The question of the gold price.

As is obvious from my recent posts, I have given up attempts to predict when the Bull Market rally in gold will resume. And resume it will, because the FED is printing money (mostly to monetize debt, but also to stimulate the economy) and has been joined by the Bank of Japan and the Bank of England.

Developments in regions of the world are uneven, for example while China is trying to encourage gold ownership by the population, India is doing the reverse by a 6% import tax. The deflationary wave of real estate prices has now reached Ireland and Denmark, while it eased in the US. US inflation has reached a critical point, where food and gasoline are rising, but durable goods are rising much slower. And forecasters are just as chaotic: KWN forecasts $11k/oz, while Larry Edelson still talks about $1,450. Gorge Soros has reduced his gold exposure by 55%, while JP Morgan is forecasting the end of the gold Bull Market. See what I mean?

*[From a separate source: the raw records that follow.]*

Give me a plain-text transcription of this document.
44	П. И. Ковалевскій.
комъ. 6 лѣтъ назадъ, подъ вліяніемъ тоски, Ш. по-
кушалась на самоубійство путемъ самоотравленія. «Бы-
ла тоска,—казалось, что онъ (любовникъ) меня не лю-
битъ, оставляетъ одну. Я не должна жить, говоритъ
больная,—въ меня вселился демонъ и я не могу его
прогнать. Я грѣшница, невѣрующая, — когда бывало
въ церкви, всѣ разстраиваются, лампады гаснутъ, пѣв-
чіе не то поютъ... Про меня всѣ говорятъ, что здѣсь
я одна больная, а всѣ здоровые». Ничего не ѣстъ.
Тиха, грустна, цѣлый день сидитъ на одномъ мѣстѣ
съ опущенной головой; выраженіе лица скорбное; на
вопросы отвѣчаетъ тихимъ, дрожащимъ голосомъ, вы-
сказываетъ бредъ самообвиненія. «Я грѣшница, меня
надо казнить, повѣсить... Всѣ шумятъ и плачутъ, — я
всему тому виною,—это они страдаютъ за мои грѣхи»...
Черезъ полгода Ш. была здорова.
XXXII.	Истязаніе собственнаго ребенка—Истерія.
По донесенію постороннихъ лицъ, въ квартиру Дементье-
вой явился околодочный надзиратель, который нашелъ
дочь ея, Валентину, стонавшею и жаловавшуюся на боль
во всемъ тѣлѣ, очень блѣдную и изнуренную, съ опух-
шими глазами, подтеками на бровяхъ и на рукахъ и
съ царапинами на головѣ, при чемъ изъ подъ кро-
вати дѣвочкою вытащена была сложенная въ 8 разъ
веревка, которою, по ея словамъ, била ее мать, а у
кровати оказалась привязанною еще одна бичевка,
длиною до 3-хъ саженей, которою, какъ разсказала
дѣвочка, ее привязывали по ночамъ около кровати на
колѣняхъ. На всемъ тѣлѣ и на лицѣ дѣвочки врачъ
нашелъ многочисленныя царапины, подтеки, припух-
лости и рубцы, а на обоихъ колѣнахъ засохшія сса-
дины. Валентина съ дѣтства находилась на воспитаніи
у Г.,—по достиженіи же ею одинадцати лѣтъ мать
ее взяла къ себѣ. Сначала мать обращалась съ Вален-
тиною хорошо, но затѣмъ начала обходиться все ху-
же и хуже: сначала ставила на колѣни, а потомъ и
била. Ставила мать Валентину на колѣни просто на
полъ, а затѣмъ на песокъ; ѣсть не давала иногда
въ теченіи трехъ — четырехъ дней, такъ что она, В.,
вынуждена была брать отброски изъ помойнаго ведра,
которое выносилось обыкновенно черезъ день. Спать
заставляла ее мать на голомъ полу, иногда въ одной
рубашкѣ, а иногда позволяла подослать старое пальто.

It is obvious that gold price is controlled, but the logic of why and how is not clear. If gold prices were allowed to rise, central banks would have better balances and countries might have some inflation and economic stimulation instead of the deflation and stagnation. If gold prices drop as Larry forecasts, there will be a run on supplies.

The financial imbalance continues to build. Gold shorts have reached record highs and JP Morgan's silver shorting is mind boggling. The bank's exposure to derivatives is larger than the GDP of the whole world. How will this be unwound? Can it be unwound?